Now then, while you may be forgiven for thinking that this card was inspired by demoniac imagery from some medieval horrors, this Satanic chap isn't in fact even a gentlemen! Actually this card's image is derived from a famous still from a classic Japanese film - Onibaba (1964)

still from Onibaba

Onibaba, which literally means "Demon Hag", was written and directed by Kaneto Shindo and was inspired by a Shin Buddhist parable. Critics are seemingly unsure as whether this movie should be classed as a period drama or a horror movie, but everyone agrees that it is a classic. Set in the 14th century, the story tells of two women, one older and one younger, who kill passing warriors and samurai and sell their armour and weapons for profit. However this set-up get more complicated when they team up with a soldier Hachi, and then things go badly awry when the older woman acquires a demon mask from one of her victims...

However for some bonus points, that's not the only rip-off in this card. Yes, that bloodied blade at the top has been borrowed too - for if you look closely you can see that it is the titular device in this poster!
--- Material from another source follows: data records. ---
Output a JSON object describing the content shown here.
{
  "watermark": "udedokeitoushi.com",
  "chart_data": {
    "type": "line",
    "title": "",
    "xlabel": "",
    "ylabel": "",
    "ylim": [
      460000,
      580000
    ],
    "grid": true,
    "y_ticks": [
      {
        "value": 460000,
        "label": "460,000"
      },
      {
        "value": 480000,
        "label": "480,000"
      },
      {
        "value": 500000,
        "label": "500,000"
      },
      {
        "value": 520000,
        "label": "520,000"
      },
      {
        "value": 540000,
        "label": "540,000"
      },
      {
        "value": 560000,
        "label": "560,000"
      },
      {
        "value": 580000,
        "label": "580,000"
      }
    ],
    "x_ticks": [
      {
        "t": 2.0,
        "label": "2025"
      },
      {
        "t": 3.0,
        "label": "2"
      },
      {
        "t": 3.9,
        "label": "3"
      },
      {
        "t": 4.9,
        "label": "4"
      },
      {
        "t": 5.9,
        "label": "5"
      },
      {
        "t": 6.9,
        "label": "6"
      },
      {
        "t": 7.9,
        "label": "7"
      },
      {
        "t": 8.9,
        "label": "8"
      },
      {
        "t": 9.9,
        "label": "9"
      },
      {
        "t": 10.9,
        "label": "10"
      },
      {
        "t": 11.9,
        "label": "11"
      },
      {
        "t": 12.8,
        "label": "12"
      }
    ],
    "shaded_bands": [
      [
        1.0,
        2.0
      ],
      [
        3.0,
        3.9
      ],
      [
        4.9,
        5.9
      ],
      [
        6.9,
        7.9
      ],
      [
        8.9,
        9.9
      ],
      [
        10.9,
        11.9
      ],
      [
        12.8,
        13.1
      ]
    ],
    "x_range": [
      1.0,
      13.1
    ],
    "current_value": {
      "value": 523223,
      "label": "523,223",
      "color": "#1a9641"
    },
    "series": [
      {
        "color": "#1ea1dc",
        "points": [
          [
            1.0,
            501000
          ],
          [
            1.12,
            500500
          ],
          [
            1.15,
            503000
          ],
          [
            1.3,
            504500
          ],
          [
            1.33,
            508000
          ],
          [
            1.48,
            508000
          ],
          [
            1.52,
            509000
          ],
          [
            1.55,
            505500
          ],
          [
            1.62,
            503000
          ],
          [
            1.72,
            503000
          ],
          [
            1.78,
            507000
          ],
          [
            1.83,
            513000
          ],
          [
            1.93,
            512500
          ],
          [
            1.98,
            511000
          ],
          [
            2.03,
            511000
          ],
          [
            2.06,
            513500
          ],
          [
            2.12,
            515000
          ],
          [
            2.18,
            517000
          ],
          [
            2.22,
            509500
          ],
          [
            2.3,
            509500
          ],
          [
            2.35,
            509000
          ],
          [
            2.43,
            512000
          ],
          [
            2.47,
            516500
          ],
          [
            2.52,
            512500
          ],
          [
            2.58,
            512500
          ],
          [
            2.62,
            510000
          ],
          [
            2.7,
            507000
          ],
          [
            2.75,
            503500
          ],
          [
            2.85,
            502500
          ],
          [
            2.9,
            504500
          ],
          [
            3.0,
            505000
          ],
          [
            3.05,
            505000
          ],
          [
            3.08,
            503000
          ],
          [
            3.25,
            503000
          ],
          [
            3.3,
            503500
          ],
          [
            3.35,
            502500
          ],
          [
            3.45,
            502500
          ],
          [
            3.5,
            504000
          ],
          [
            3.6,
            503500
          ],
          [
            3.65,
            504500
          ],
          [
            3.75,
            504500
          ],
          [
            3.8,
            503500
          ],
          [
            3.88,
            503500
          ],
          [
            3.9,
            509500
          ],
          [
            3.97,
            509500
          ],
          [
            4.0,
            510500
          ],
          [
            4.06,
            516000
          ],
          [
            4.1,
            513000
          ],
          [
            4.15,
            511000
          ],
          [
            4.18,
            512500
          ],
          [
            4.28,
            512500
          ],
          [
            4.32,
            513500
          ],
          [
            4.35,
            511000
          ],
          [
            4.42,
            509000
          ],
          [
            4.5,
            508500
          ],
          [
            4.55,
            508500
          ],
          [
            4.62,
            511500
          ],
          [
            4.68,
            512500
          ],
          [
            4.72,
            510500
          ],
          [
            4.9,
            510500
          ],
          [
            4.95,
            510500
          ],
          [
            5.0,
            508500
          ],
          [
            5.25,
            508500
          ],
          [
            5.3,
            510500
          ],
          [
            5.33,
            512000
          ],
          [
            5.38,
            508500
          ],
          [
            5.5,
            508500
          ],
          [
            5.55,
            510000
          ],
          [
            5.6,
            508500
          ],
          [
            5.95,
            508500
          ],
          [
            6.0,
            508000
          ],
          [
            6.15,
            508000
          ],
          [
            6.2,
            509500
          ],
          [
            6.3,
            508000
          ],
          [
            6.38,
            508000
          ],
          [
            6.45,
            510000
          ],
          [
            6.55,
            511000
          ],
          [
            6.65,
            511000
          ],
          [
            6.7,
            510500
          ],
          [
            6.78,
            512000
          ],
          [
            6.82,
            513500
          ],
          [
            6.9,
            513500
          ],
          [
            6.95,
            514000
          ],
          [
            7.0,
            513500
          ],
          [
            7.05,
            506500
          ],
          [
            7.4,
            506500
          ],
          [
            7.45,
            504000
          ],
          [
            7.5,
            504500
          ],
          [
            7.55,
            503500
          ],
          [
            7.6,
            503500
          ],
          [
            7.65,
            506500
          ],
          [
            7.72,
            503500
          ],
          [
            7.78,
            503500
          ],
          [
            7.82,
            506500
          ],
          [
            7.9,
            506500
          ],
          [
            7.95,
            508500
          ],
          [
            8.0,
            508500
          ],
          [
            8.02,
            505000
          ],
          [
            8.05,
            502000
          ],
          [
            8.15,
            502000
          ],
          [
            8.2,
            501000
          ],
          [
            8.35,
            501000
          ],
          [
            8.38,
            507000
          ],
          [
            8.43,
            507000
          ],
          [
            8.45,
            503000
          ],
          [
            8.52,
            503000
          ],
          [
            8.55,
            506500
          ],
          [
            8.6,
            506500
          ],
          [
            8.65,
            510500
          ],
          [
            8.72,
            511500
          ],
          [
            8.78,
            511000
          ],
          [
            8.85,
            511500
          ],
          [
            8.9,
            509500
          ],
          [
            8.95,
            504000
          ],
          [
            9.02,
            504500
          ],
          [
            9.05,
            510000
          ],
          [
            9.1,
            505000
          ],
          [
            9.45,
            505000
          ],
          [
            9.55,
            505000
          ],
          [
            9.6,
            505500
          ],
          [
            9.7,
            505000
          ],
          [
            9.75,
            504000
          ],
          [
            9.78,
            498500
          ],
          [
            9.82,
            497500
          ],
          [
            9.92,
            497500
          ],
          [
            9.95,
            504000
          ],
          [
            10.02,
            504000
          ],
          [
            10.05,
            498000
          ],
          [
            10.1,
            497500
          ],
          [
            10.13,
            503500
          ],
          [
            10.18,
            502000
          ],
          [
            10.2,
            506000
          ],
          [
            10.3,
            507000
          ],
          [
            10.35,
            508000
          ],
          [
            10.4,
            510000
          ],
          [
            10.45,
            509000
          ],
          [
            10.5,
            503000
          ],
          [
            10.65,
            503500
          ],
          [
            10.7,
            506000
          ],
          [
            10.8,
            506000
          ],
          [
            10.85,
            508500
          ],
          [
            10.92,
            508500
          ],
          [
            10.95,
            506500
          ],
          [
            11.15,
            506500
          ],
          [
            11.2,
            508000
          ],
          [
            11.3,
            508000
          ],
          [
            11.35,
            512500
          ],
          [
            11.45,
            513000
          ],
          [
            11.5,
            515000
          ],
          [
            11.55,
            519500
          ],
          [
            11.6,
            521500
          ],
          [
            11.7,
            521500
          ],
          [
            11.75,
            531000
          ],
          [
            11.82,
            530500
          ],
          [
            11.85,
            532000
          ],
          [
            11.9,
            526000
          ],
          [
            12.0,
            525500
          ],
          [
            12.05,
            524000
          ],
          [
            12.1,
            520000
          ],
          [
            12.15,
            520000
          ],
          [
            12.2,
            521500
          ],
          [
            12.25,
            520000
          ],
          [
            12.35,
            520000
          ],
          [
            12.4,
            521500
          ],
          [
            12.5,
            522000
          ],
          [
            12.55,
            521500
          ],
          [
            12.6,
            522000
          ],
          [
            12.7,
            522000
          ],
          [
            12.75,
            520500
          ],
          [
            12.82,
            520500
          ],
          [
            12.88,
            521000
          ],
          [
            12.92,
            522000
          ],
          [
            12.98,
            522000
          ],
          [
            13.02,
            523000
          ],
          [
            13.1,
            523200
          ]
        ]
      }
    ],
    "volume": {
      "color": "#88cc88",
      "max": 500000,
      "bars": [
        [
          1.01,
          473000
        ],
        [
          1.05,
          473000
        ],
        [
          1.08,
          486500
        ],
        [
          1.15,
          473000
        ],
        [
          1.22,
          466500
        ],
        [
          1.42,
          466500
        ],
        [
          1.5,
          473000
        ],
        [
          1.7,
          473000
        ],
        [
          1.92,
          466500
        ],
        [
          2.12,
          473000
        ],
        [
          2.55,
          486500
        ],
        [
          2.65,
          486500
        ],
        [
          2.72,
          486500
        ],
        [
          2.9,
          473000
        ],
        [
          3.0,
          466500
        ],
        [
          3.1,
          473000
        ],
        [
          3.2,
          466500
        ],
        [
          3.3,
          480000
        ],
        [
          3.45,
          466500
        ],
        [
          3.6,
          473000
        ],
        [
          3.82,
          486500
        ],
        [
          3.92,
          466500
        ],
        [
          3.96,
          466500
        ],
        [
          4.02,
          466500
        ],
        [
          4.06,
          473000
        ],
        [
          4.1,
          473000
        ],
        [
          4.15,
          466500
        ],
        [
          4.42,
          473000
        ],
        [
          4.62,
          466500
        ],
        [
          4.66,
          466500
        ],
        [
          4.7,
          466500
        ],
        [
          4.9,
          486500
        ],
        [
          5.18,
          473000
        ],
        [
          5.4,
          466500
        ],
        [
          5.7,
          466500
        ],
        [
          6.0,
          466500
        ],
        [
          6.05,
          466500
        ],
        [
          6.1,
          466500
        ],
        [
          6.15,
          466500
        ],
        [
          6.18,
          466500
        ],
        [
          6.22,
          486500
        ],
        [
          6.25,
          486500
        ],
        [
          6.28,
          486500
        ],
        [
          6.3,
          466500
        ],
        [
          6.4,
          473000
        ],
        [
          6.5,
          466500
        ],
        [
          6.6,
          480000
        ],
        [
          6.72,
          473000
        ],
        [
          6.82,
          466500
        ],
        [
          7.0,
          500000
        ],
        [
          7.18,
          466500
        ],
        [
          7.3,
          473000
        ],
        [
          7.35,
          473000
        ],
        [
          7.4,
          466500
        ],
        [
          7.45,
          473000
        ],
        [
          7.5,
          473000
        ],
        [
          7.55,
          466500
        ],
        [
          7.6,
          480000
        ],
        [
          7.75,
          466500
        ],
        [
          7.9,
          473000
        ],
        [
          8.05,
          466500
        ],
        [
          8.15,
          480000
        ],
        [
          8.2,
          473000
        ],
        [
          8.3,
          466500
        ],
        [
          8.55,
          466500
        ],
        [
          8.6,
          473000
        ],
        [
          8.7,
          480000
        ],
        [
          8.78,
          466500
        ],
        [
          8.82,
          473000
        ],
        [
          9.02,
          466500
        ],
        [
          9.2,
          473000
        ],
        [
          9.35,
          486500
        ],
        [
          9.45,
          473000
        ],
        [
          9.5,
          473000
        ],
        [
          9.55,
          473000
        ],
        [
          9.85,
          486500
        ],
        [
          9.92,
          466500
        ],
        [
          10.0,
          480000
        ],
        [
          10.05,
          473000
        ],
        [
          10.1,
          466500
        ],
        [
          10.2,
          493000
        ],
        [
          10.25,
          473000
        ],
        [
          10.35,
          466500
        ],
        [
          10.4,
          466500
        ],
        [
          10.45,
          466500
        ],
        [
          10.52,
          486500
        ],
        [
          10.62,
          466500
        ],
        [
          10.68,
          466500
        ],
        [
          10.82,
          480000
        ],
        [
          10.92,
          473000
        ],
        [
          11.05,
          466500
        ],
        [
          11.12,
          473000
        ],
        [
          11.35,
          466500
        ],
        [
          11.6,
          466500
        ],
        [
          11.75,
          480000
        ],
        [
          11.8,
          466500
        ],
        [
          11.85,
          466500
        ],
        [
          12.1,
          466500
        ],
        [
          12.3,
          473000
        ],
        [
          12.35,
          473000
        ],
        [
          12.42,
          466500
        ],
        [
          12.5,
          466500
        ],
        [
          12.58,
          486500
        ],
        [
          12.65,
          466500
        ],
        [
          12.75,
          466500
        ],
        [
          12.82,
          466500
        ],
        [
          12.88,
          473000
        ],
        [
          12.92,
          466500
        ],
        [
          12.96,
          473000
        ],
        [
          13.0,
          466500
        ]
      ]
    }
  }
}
poster for The Pit and the Pendulum

Based - very loosely I might add - on the Edgar Allen Poe tale of the same name, The Pit and The Pendulum (1961) was actually the second of a series of movies inspired by Poe which were helmed by Roger Corman. They nearly all starred the great Vincent Price, and several, like this one, boasted a script by the great Richard Matheson too. A first class horror pedigree I'm sure you agree for a humble blood-splattered blade!